The Backpack Gun: Extra Firepower In A Small Package

A man’s home is his castle, or so the saying goes, and protecting that castle is one of the reasons why people buy guns. Home defense using a firearm is an essential part of the right to keep and bear arms, however, we’re not always at home. Taking extended trips away from our homes is a fact of life for many of us, and that’s where something like a backpack gun starts to make sense 

Backpack Gun Fast Facts 

  • Your concealed carry pistol is your go-to gun. A backpack gun is at best a secondary weapon 
  • A backpack gun should have more capabilities than a typical concealed carry pistol
  • The backpack gun is your home defense gun when you’re away from home 

Right now, some of you are scratching your heads and thinking to yourself, “Wait, didn’t he write an article blasting the idea of a trunk gun? Isn’t he lukewarm at (at best) on the whole idea of off-body carry? Why is he talking about backpack guns? Isn’t that just the same idea?” Good question.

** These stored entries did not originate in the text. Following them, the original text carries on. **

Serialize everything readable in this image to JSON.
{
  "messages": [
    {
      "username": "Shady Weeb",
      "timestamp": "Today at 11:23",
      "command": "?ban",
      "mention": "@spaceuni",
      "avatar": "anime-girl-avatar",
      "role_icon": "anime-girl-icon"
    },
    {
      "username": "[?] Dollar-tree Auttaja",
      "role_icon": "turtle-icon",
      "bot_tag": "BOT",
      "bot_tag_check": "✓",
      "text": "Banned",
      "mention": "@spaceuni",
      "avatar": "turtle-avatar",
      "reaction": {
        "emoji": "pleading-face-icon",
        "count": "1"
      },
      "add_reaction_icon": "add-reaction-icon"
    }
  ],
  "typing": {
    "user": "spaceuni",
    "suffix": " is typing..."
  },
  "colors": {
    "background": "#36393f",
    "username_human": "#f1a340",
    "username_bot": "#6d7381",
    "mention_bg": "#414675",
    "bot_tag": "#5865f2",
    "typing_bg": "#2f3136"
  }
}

Carry With You, Not Carry On You

There are two reasons why I’m against off-body carry and trunk guns. The first is that a pistol in a messenger bag or in a purse is not a substitute or replacement for a pistol that’s on your person. Your defensive pistol belongs on your body, not in a bag. There is an entire class of bad guys out there known as “purse snatchers” who are ready, willing and able to take your purse and your gun away from you. If they snag your bag, you’ve not only lost your valuables, you’ve armed a crook. Not a good place to be.  The second reason is more practical. It takes longer to get your gun into the fight when you’re carrying off-body than it does if you carry on your person. The faster you get hits on-target, the better your chances of coming out the winner of a lethal force encounter.  

The Gun For The Destination, Not The Journey

At first glance, there are not a lot of differences between a trunk gun and a backpack gun. Both are usually carried in the same place inside of your vehicle. Both are typically more powerful or longer-ranged than a defensive carry pistol. The difference is how long they stay inside your vehicle and why they are there in the first place.  A firearm should never be a permanent part of your vehicle. Cars are cars, and gun safes are gun safes. The two are not interchangeable.

A backpack gun should be treated like any other piece of luggage and go into your vehicle for a specific reason and for a specific journey. You don’t leave your suitcases in your car in between vacations, and you definitely shouldn’t leave a gun in there either.  The other difference is how each gun is meant to be used. Most, if not all the talk these days is about rifles or shotguns carried inside a car is how to deploy them in case of an active shooter. This assumes that a) it’s our job to chase down an active shooter and b) we’re going to retrieve that gun and get it into the fight in a timely manner.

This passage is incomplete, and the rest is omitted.